Per alcuni studiosi la figura del minotauro era sovrapponibile a quella di Minosse. Sempre per questi studiosi, il re di Cnosso era tenuto, come rex et sacerdos, a officiare i riti sacri in onore della divinità solare. Questi riti venivano praticati dal mitologico Minosse utilizzando un copricapo a forma di toro – le corne sono da sempre simbolo di regalità, sia in Asia Minore che in Medio Oriente ed in Europa.

Che sia vera o no questa interpretazione del mito, a Creta incontriamo numerosi culti legati alla figura del toro. Uno fra questi era la Taurocatapsia: il salto del toro. Il rito era estremamente pericoloso e veniva officiato da giovani minoici di fronte al popolo intero. I giovani officianti-atleti avevano come dovere quello di saltare sul toro in corsa mentre venivano caricati (vedere l’immagine all’inizio dell’articolo).

Mito Minotauro

Altri studiosi associano la figura del minotauro a quella del dio fenicio Ball-Moloch, anch’egli legato alla figura del toro. Di conseguenza credono che a Creta ci fosse un culto solare legato alla figura dela vacca/toro assimilabile all’adorazione odierna degli Indù per le vacche.

L’ultimo elemento interessante da analizzare del mito è la labrys, l’ascia bipenne cerimoniale. Questo strumento religioso, forse anche bellico, è un’arma rituale estremamente affilata trovata in gran numero negli scavi di Cnosso.

Disegni, rappresentazioni e reperti di labrys sono così comuni nel palazzo di Cnosso a Creta che gli studiosi pensano, a ragione, che da essa derivi il nome del labirinto. Il labirinto non è altri che il palazzo del re-sacerdote di Creta e, “tirando le fila” ci accorgiamo che tutti i nodi vengono al pettine.
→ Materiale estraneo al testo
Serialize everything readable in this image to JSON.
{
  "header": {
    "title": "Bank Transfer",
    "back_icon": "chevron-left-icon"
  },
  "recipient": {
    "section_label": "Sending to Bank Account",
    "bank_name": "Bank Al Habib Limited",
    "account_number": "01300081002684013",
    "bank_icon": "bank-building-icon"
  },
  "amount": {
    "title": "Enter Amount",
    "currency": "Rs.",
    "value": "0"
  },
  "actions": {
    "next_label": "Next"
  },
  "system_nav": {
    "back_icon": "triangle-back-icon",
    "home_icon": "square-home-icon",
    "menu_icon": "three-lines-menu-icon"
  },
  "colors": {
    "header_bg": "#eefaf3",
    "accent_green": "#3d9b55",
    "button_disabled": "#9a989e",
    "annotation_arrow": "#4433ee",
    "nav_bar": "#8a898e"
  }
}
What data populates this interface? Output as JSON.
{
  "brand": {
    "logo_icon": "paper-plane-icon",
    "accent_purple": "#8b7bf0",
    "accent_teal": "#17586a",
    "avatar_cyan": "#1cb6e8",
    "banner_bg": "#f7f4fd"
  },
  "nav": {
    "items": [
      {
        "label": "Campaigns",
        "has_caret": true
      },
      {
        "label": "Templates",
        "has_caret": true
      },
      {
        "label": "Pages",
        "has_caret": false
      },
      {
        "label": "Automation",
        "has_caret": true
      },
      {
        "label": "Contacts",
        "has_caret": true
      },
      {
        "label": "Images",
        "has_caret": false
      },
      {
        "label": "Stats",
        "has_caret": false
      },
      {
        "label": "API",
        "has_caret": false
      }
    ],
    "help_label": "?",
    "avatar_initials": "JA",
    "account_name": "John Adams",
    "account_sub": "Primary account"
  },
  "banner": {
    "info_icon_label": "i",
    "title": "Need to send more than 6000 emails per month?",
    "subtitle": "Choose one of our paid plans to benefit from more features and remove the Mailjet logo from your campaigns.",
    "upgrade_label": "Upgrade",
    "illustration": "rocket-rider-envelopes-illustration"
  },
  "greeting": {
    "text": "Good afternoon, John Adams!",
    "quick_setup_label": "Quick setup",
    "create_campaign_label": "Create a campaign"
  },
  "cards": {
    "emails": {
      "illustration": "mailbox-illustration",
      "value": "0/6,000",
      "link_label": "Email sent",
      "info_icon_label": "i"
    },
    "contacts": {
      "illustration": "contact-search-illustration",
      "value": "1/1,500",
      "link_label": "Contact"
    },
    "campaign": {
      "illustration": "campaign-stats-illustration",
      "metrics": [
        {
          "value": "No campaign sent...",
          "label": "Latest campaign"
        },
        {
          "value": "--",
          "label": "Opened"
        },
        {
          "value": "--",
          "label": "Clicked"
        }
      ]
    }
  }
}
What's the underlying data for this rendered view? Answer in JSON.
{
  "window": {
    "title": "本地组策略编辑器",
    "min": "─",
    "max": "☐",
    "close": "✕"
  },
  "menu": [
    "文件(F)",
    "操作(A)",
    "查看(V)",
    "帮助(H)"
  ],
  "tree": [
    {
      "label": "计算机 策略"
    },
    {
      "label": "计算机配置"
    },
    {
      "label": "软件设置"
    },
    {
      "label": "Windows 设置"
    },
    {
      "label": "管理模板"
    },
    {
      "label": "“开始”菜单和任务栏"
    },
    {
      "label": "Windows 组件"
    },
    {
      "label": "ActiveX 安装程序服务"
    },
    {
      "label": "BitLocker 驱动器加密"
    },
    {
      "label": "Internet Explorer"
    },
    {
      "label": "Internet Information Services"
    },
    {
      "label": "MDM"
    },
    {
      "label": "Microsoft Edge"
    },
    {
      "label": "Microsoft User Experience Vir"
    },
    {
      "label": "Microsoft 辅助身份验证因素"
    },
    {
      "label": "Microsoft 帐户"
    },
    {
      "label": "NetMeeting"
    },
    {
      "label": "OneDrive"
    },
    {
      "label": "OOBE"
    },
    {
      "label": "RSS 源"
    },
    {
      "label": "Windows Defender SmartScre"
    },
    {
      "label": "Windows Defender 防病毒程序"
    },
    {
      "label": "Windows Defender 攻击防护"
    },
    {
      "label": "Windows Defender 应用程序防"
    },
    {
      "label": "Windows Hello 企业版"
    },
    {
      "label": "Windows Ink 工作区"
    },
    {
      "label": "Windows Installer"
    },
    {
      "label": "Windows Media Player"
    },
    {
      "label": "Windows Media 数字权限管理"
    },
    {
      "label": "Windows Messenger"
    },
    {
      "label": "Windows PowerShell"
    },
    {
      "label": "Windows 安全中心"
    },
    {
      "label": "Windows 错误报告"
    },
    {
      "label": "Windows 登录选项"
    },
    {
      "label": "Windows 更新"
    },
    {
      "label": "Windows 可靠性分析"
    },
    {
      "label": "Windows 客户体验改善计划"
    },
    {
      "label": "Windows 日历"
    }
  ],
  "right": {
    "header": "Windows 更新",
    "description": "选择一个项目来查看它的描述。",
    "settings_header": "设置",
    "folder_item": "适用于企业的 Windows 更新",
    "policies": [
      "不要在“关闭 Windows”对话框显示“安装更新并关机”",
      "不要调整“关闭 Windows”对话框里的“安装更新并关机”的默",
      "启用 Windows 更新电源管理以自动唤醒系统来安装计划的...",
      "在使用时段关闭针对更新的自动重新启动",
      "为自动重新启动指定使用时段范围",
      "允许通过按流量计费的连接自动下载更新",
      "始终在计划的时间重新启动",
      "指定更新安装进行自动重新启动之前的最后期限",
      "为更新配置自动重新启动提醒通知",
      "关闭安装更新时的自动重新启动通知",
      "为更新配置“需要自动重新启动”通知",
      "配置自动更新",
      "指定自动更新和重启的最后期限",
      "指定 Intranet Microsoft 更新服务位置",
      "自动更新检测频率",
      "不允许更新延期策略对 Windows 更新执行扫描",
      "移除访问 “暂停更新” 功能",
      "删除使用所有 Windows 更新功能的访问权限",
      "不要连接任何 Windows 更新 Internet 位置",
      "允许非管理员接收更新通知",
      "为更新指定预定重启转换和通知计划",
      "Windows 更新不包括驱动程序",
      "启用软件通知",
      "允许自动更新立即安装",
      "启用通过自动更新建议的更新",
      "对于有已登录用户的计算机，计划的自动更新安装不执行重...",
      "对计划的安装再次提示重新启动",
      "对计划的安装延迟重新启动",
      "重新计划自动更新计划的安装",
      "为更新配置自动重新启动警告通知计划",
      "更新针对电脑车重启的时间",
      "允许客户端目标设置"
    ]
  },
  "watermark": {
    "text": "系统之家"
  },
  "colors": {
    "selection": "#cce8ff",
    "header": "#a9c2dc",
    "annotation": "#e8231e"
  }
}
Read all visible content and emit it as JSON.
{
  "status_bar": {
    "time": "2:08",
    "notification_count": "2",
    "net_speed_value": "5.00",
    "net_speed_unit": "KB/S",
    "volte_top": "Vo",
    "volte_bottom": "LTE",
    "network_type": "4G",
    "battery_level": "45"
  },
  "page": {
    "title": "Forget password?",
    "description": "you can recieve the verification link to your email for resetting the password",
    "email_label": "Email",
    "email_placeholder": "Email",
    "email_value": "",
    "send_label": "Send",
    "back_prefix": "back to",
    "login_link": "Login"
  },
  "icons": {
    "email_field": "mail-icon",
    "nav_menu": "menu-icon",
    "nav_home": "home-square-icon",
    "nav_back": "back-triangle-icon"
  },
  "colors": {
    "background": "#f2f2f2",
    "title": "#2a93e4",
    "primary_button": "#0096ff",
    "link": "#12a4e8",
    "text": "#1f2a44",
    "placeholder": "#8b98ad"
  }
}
Il mito del Minotauro adombra un culto solare legato alla figura del toro e dell’ascia bipenne, o labrys. La stessa ascia che a Roma avrebbe dato vita al fascio littorio e che presso i vichinghi e gli antichi germani si è tramutata in un martello, il martello di Thor. Quest’arma divina e solare, era intimamente legata al sole ed al cielo, che con la sua pioggia e la sua luce vivificava la terra facendo prosperare l’agricoltura.